Equality comparison is one of the big wins for the tiny string encoding. When two things are tiny strings, equality comparison is straight pointer comparison. When you use tiny strings as dictionary keys, you get some nice wins there. Apple’s tricks work well if they can guarantee that all of the strings in the smaller character set will always be in that form, but that unfortunately precludes using them for string literals (unless something rewrites the literals, though that means you need to load them from a writeable page and can’t materialise them directly in the instruction stream).
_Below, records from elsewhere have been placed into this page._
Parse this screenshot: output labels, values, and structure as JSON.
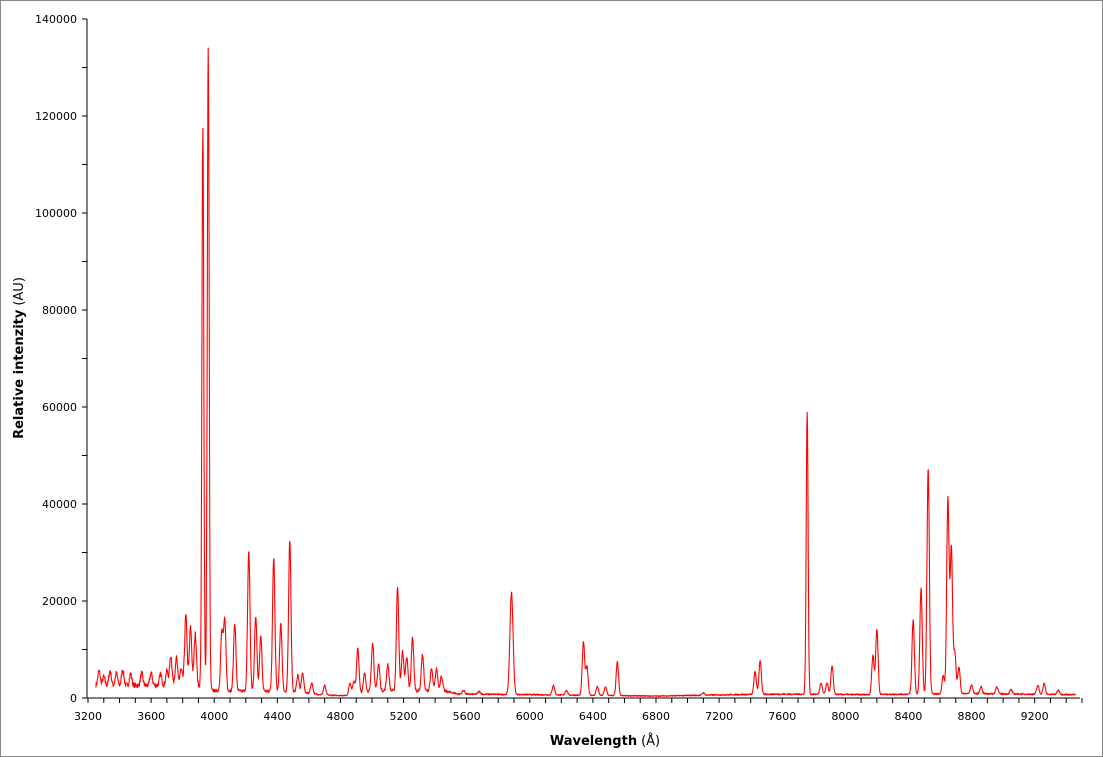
{
  "chart_data": {
    "type": "line",
    "title": "",
    "xlabel": "Wavelength",
    "xlabel_unit": "(Å)",
    "ylabel": "Relative intenzity",
    "ylabel_unit": "(AU)",
    "xlim": [
      3200,
      9500
    ],
    "ylim": [
      0,
      140000
    ],
    "x_ticks": [
      "3200",
      "3600",
      "4000",
      "4400",
      "4800",
      "5200",
      "5600",
      "6000",
      "6400",
      "6800",
      "7200",
      "7600",
      "8000",
      "8400",
      "8800",
      "9200"
    ],
    "y_ticks": [
      "0",
      "20000",
      "40000",
      "60000",
      "80000",
      "100000",
      "120000",
      "140000"
    ],
    "grid": false,
    "legend": "none",
    "line_color": "#ff0000",
    "series": [
      {
        "x_range": [
          3250,
          9460
        ],
        "baseline": [
          [
            3250,
            2600
          ],
          [
            3700,
            2600
          ],
          [
            3850,
            3000
          ],
          [
            4000,
            1500
          ],
          [
            4500,
            1300
          ],
          [
            4700,
            600
          ],
          [
            4850,
            500
          ],
          [
            5000,
            1500
          ],
          [
            5450,
            1500
          ],
          [
            5550,
            800
          ],
          [
            6000,
            700
          ],
          [
            6800,
            400
          ],
          [
            7300,
            700
          ],
          [
            7600,
            800
          ],
          [
            8100,
            700
          ],
          [
            8800,
            900
          ],
          [
            9460,
            700
          ]
        ],
        "peaks": [
          [
            3270,
            3000
          ],
          [
            3300,
            1800
          ],
          [
            3340,
            3000
          ],
          [
            3380,
            2500
          ],
          [
            3420,
            3200
          ],
          [
            3470,
            2400
          ],
          [
            3540,
            2500
          ],
          [
            3600,
            2600
          ],
          [
            3660,
            2300
          ],
          [
            3700,
            3000
          ],
          [
            3725,
            6000
          ],
          [
            3760,
            5500
          ],
          [
            3790,
            3000
          ],
          [
            3820,
            14000
          ],
          [
            3850,
            11500
          ],
          [
            3880,
            10500
          ],
          [
            3928,
            115000
          ],
          [
            3962,
            132000
          ],
          [
            4048,
            12000
          ],
          [
            4067,
            14500
          ],
          [
            4130,
            14000
          ],
          [
            4219,
            29000
          ],
          [
            4263,
            15500
          ],
          [
            4295,
            11500
          ],
          [
            4377,
            27500
          ],
          [
            4422,
            14000
          ],
          [
            4479,
            31000
          ],
          [
            4530,
            3500
          ],
          [
            4560,
            4000
          ],
          [
            4618,
            2200
          ],
          [
            4700,
            2000
          ],
          [
            4860,
            2500
          ],
          [
            4885,
            2800
          ],
          [
            4910,
            9500
          ],
          [
            4953,
            4000
          ],
          [
            5004,
            10000
          ],
          [
            5042,
            5500
          ],
          [
            5100,
            5500
          ],
          [
            5162,
            21500
          ],
          [
            5194,
            8000
          ],
          [
            5220,
            7000
          ],
          [
            5257,
            11000
          ],
          [
            5320,
            7500
          ],
          [
            5377,
            4500
          ],
          [
            5409,
            4500
          ],
          [
            5440,
            3000
          ],
          [
            5580,
            800
          ],
          [
            5680,
            600
          ],
          [
            5884,
            21000
          ],
          [
            6150,
            2000
          ],
          [
            6232,
            1000
          ],
          [
            6340,
            11000
          ],
          [
            6362,
            6000
          ],
          [
            6428,
            1800
          ],
          [
            6480,
            1800
          ],
          [
            6555,
            7000
          ],
          [
            7100,
            500
          ],
          [
            7428,
            4700
          ],
          [
            7460,
            7000
          ],
          [
            7758,
            58000
          ],
          [
            7846,
            2300
          ],
          [
            7884,
            2300
          ],
          [
            7916,
            5800
          ],
          [
            8175,
            8100
          ],
          [
            8200,
            13500
          ],
          [
            8430,
            15300
          ],
          [
            8480,
            21800
          ],
          [
            8525,
            46500
          ],
          [
            8620,
            3800
          ],
          [
            8650,
            40300
          ],
          [
            8672,
            30000
          ],
          [
            8694,
            8500
          ],
          [
            8720,
            5500
          ],
          [
            8800,
            1800
          ],
          [
            8860,
            1500
          ],
          [
            8960,
            1500
          ],
          [
            9050,
            900
          ],
          [
            9220,
            1800
          ],
          [
            9260,
            2200
          ],
          [
            9350,
            900
          ]
        ]
      }
    ]
  }
}
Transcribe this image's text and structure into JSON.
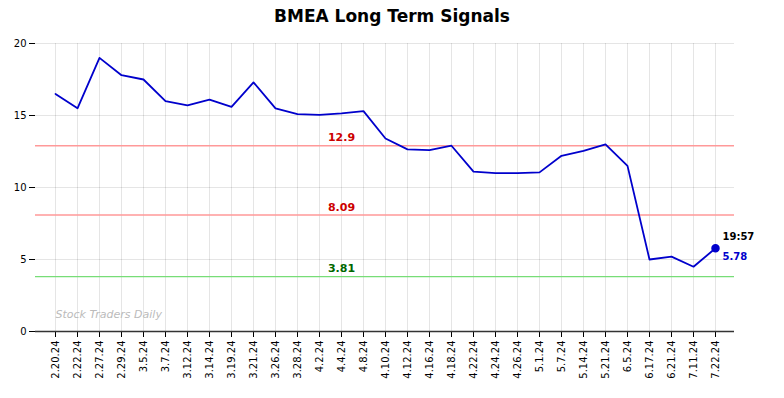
{
  "chart_data": {
    "type": "line",
    "title": "BMEA Long Term Signals",
    "categories": [
      "2.20.24",
      "2.22.24",
      "2.27.24",
      "2.29.24",
      "3.5.24",
      "3.7.24",
      "3.12.24",
      "3.14.24",
      "3.19.24",
      "3.21.24",
      "3.26.24",
      "3.28.24",
      "4.2.24",
      "4.4.24",
      "4.8.24",
      "4.10.24",
      "4.12.24",
      "4.16.24",
      "4.18.24",
      "4.22.24",
      "4.24.24",
      "4.26.24",
      "5.1.24",
      "5.7.24",
      "5.14.24",
      "5.21.24",
      "6.5.24",
      "6.17.24",
      "6.21.24",
      "7.11.24",
      "7.22.24"
    ],
    "values": [
      16.5,
      15.5,
      19.0,
      17.8,
      17.5,
      16.0,
      15.7,
      16.1,
      15.6,
      17.3,
      15.5,
      15.1,
      15.05,
      15.15,
      15.3,
      13.4,
      12.65,
      12.6,
      12.9,
      11.1,
      11.0,
      11.0,
      11.05,
      12.2,
      12.55,
      13.0,
      11.5,
      5.0,
      5.2,
      4.5,
      5.78
    ],
    "color": "#0000cc",
    "marker": "circle",
    "ylim": [
      0,
      20
    ],
    "yticks": [
      0,
      5,
      10,
      15,
      20
    ],
    "grid": true,
    "hlines": [
      {
        "value": 12.9,
        "label": "12.9",
        "color": "#ff9999",
        "label_color": "#cc0000"
      },
      {
        "value": 8.09,
        "label": "8.09",
        "color": "#ff9999",
        "label_color": "#cc0000"
      },
      {
        "value": 3.81,
        "label": "3.81",
        "color": "#77dd77",
        "label_color": "#006600"
      }
    ],
    "annotations": [
      {
        "text": "19:57",
        "color": "#000000"
      },
      {
        "text": "5.78",
        "color": "#0000cc"
      }
    ],
    "watermark": "Stock Traders Daily"
  }
}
One of the most interesting things for me about this work was that it made -UTF8String much more expensive. For normal ASCII NSStrings, that method just retains and autoreleases self and returns a pointer to the internal buffer. With the tiny string work, it had to allocate a new autoreleased NSData to hold the buffer. A surprising amount of code has -UTF8String on its fast path and it took quite a bit of work to fix all of that code.
The thing I’m really curious about is how the short-string table is computed. Presumably Apple can dump all of the binaries on the app store and find the most common string literals (and possibly even collect telemetry from NSString for dynamically created strings), but that won’t necessarily give the ideal result for any given program. It would be really interesting to build this table dynamically as a program runs.